What to Drink: An extensive selection of California Chardonnays is priced to sell, and the more balanced among them—such as a 2006 Stony Hill ($48)—match Feeley’s treble-toned flavors. Dinner for two $90.
Scopa, Healdsburg, California
Named after one of Italy’s most popular—and loudest—card games, this understated Sonoma County trattoria telegraphs authenticity and delivers with cooking that gets the details right. One bite of tomato-braised tripe or marinated sardines is enough to conjure up every trip to Italy you’ve ever (or never) taken.
What to Eat: Sauces, confits, and ragùs stand out, including the wild-boar Bolognese served with house-made tagliatelle.

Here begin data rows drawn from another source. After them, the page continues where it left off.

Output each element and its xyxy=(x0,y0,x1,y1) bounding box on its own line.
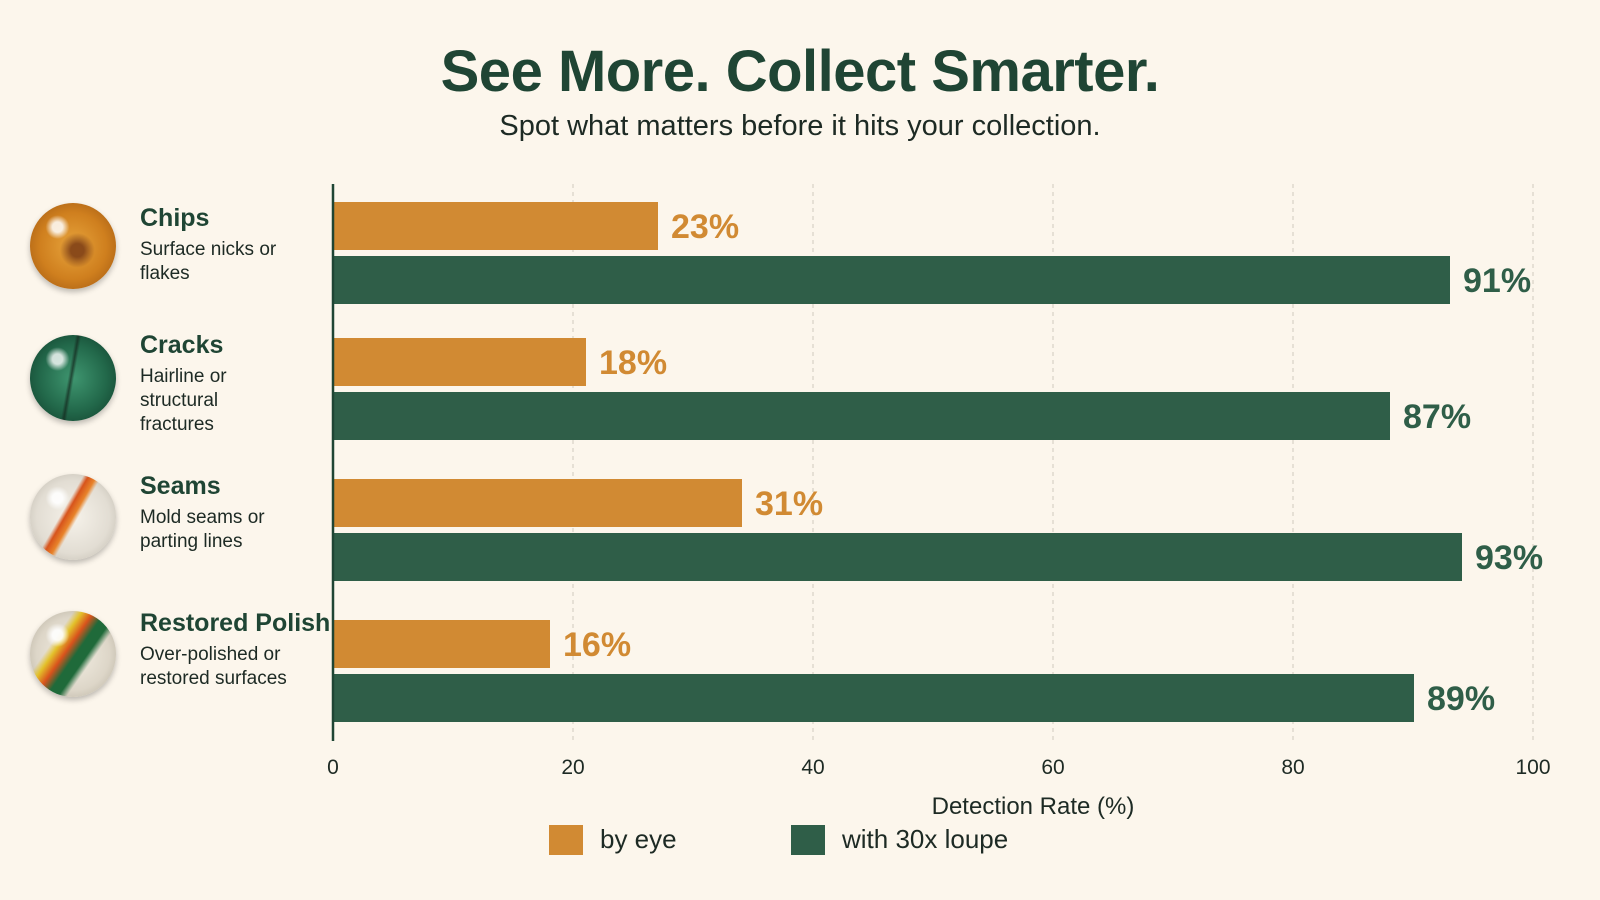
x-axis-label: Detection Rate (%) xyxy=(932,793,1135,820)
x-axis-ticks: 0 20 40 60 80 100 xyxy=(327,756,1550,779)
amber-marble-icon xyxy=(30,203,116,289)
legend-swatch-loupe xyxy=(791,825,825,855)
grid-lines xyxy=(572,184,1534,741)
bar-loupe-chips xyxy=(334,256,1450,304)
x-tick-label: 20 xyxy=(561,756,584,779)
data-label: 31% xyxy=(755,485,823,523)
bar-eye-restored-polish xyxy=(334,620,550,668)
category-desc-cracks: Hairline or structural fractures xyxy=(140,366,227,435)
bars xyxy=(334,202,1462,722)
bar-eye-seams xyxy=(334,479,742,527)
page-title: See More. Collect Smarter. xyxy=(440,39,1160,104)
bar-loupe-cracks xyxy=(334,392,1390,440)
bar-eye-chips xyxy=(334,202,658,250)
category-name-seams: Seams xyxy=(140,472,221,500)
data-label: 89% xyxy=(1427,680,1495,718)
x-tick-label: 80 xyxy=(1281,756,1304,779)
bar-eye-cracks xyxy=(334,338,586,386)
data-label: 23% xyxy=(671,208,739,246)
legend-label-by-eye: by eye xyxy=(600,824,677,854)
bar-loupe-seams xyxy=(334,533,1462,581)
category-name-restored-polish: Restored Polish xyxy=(140,609,331,637)
data-label: 87% xyxy=(1403,398,1471,436)
legend-swatch-by-eye xyxy=(549,825,583,855)
bar-loupe-restored-polish xyxy=(334,674,1414,722)
x-tick-label: 40 xyxy=(801,756,824,779)
tricolor-marble-icon xyxy=(30,611,116,697)
x-tick-label: 60 xyxy=(1041,756,1064,779)
data-labels: 23% 91% 18% 87% 31% 93% 16% 89% xyxy=(563,208,1543,718)
green-marble-icon xyxy=(30,335,116,421)
data-label: 16% xyxy=(563,626,631,664)
swirl-marble-icon xyxy=(30,474,116,560)
x-tick-label: 100 xyxy=(1515,756,1550,779)
data-label: 18% xyxy=(599,344,667,382)
data-label: 93% xyxy=(1475,539,1543,577)
category-name-cracks: Cracks xyxy=(140,331,224,359)
category-name-chips: Chips xyxy=(140,204,210,232)
page-subtitle: Spot what matters before it hits your co… xyxy=(499,110,1101,142)
data-label: 91% xyxy=(1463,262,1531,300)
category-desc-seams: Mold seams or parting lines xyxy=(140,507,265,552)
category-desc-chips: Surface nicks or flakes xyxy=(140,239,277,284)
legend-label-loupe: with 30x loupe xyxy=(842,824,1009,854)
x-tick-label: 0 xyxy=(327,756,339,779)
category-desc-restored-polish: Over-polished or restored surfaces xyxy=(140,644,287,689)
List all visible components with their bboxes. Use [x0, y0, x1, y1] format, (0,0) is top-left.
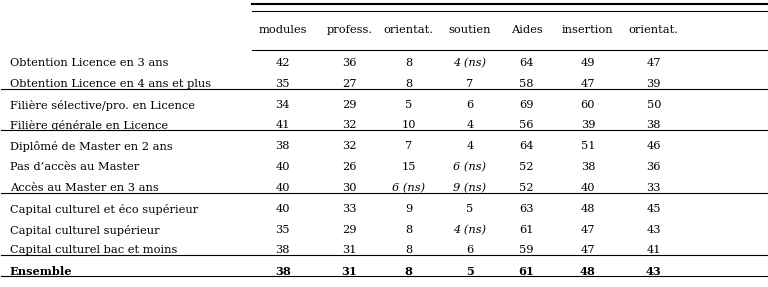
Text: 9: 9: [405, 204, 412, 214]
Text: 4 (ns): 4 (ns): [453, 225, 486, 235]
Text: 48: 48: [580, 266, 596, 277]
Text: Filière générale en Licence: Filière générale en Licence: [10, 120, 168, 131]
Text: 40: 40: [276, 183, 290, 193]
Text: 38: 38: [276, 245, 290, 255]
Text: 35: 35: [276, 79, 290, 89]
Text: 9 (ns): 9 (ns): [453, 183, 486, 193]
Text: 8: 8: [405, 225, 412, 234]
Text: 43: 43: [647, 225, 661, 234]
Text: 48: 48: [581, 204, 595, 214]
Text: 8: 8: [405, 79, 412, 89]
Text: 43: 43: [646, 266, 662, 277]
Text: 15: 15: [402, 162, 415, 172]
Text: orientat.: orientat.: [629, 25, 679, 35]
Text: 60: 60: [581, 100, 595, 110]
Text: 27: 27: [343, 79, 357, 89]
Text: 6 (ns): 6 (ns): [392, 183, 425, 193]
Text: 59: 59: [519, 245, 534, 255]
Text: 46: 46: [647, 141, 661, 151]
Text: 4: 4: [466, 120, 474, 130]
Text: 31: 31: [343, 245, 357, 255]
Text: 47: 47: [581, 225, 595, 234]
Text: 39: 39: [581, 120, 595, 130]
Text: 5: 5: [466, 204, 474, 214]
Text: 4: 4: [466, 141, 474, 151]
Text: 8: 8: [405, 266, 412, 277]
Text: 7: 7: [405, 141, 412, 151]
Text: 34: 34: [276, 100, 290, 110]
Text: 42: 42: [276, 58, 290, 68]
Text: 6: 6: [466, 245, 474, 255]
Text: 35: 35: [276, 225, 290, 234]
Text: 8: 8: [405, 58, 412, 68]
Text: 52: 52: [519, 183, 534, 193]
Text: 31: 31: [342, 266, 357, 277]
Text: profess.: profess.: [326, 25, 372, 35]
Text: 49: 49: [581, 58, 595, 68]
Text: Obtention Licence en 3 ans: Obtention Licence en 3 ans: [10, 58, 168, 68]
Text: soutien: soutien: [449, 25, 491, 35]
Text: 69: 69: [519, 100, 534, 110]
Text: 36: 36: [647, 162, 661, 172]
Text: Capital culturel et éco supérieur: Capital culturel et éco supérieur: [10, 204, 198, 215]
Text: 30: 30: [343, 183, 357, 193]
Text: 40: 40: [276, 162, 290, 172]
Text: 36: 36: [343, 58, 357, 68]
Text: 40: 40: [581, 183, 595, 193]
Text: 47: 47: [647, 58, 661, 68]
Text: 29: 29: [343, 225, 357, 234]
Text: 38: 38: [275, 266, 290, 277]
Text: 29: 29: [343, 100, 357, 110]
Text: 61: 61: [518, 266, 535, 277]
Text: modules: modules: [259, 25, 307, 35]
Text: 7: 7: [466, 79, 474, 89]
Text: 52: 52: [519, 162, 534, 172]
Text: 38: 38: [276, 141, 290, 151]
Text: 26: 26: [343, 162, 357, 172]
Text: 4 (ns): 4 (ns): [453, 58, 486, 68]
Text: 40: 40: [276, 204, 290, 214]
Text: 33: 33: [647, 183, 661, 193]
Text: Capital culturel supérieur: Capital culturel supérieur: [10, 225, 160, 236]
Text: 58: 58: [519, 79, 534, 89]
Text: 6 (ns): 6 (ns): [453, 162, 486, 172]
Text: 61: 61: [519, 225, 534, 234]
Text: 45: 45: [647, 204, 661, 214]
Text: 47: 47: [581, 245, 595, 255]
Text: Ensemble: Ensemble: [10, 266, 72, 277]
Text: 10: 10: [402, 120, 415, 130]
Text: 5: 5: [466, 266, 474, 277]
Text: 6: 6: [466, 100, 474, 110]
Text: 64: 64: [519, 58, 534, 68]
Text: 41: 41: [276, 120, 290, 130]
Text: Obtention Licence en 4 ans et plus: Obtention Licence en 4 ans et plus: [10, 79, 211, 89]
Text: 41: 41: [647, 245, 661, 255]
Text: 33: 33: [343, 204, 357, 214]
Text: Pas d’accès au Master: Pas d’accès au Master: [10, 162, 139, 172]
Text: 63: 63: [519, 204, 534, 214]
Text: orientat.: orientat.: [383, 25, 433, 35]
Text: Capital culturel bac et moins: Capital culturel bac et moins: [10, 245, 177, 255]
Text: 5: 5: [405, 100, 412, 110]
Text: 32: 32: [343, 120, 357, 130]
Text: 32: 32: [343, 141, 357, 151]
Text: 47: 47: [581, 79, 595, 89]
Text: 56: 56: [519, 120, 534, 130]
Text: Accès au Master en 3 ans: Accès au Master en 3 ans: [10, 183, 159, 193]
Text: 64: 64: [519, 141, 534, 151]
Text: 51: 51: [581, 141, 595, 151]
Text: 50: 50: [647, 100, 661, 110]
Text: 39: 39: [647, 79, 661, 89]
Text: insertion: insertion: [562, 25, 614, 35]
Text: 38: 38: [647, 120, 661, 130]
Text: 8: 8: [405, 245, 412, 255]
Text: Filière sélective/pro. en Licence: Filière sélective/pro. en Licence: [10, 100, 195, 110]
Text: Aides: Aides: [511, 25, 542, 35]
Text: Diplômé de Master en 2 ans: Diplômé de Master en 2 ans: [10, 141, 173, 152]
Text: 38: 38: [581, 162, 595, 172]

What to Drink: The wine list is a delightful amalgamation of the unsung, obscure, and hard-to-find, including Germano Ettore’s fragrant, versatile 2007 Langhe Nebbiolo ($42), declassified Barolo from the latest in a string of superb vintages. Dinner for two $60.
Blu, Glen Arbor, Michigan
The Leelanau Peninsula’s bracing Pinot Blanc and Pinot Gris—and its spectacular scenery—have begun drawing wine tourists to the eastern edge of Lake Michigan. At his 10-table lakefront dining room tucked beside a condominium complex, Randy Chamberlain emphasizes regional ingredients—down to the fir-needle soap in the restroom—and cooks perfectly composed dishes for diners ogling sunsets over the water.
What to Eat: White-tail venison with dried cherries and port-wine jus is a house standard.
What to Drink: Brys Estate’s 2007 Signature Red, a lush three-grape blend from the Old Mission Peninsula across the bay ($58). Dinner for two $120.
Moro’s Table, Auburn, New York
Edward Moro did stints in Napa and Oregon wine country before becoming head chef at the Mirbeau Inn & Spa, in the Finger Lakes resort town of Skaneateles. This summer, he opened the informal Moro’s Table in nearby Auburn, serving an eclectic mix of small plates, sushi, and robust main dishes that showcase his wide-ranging talent.
What to Eat: Daily specials such as slow-cooked veal with risotto (Wednesday) and lobster bouillabaisse (Friday) reflect Moro’s affection for Continental comfort food.
What to Drink: An ever-changing selection of wines by the glass, priced from $5.50 to $14, always includes at least half a dozen from the Finger Lakes, including top producers such as Glenora. Dinner for two $70.
Bruce Schoenfeld is T+L’s wine and spirits editor.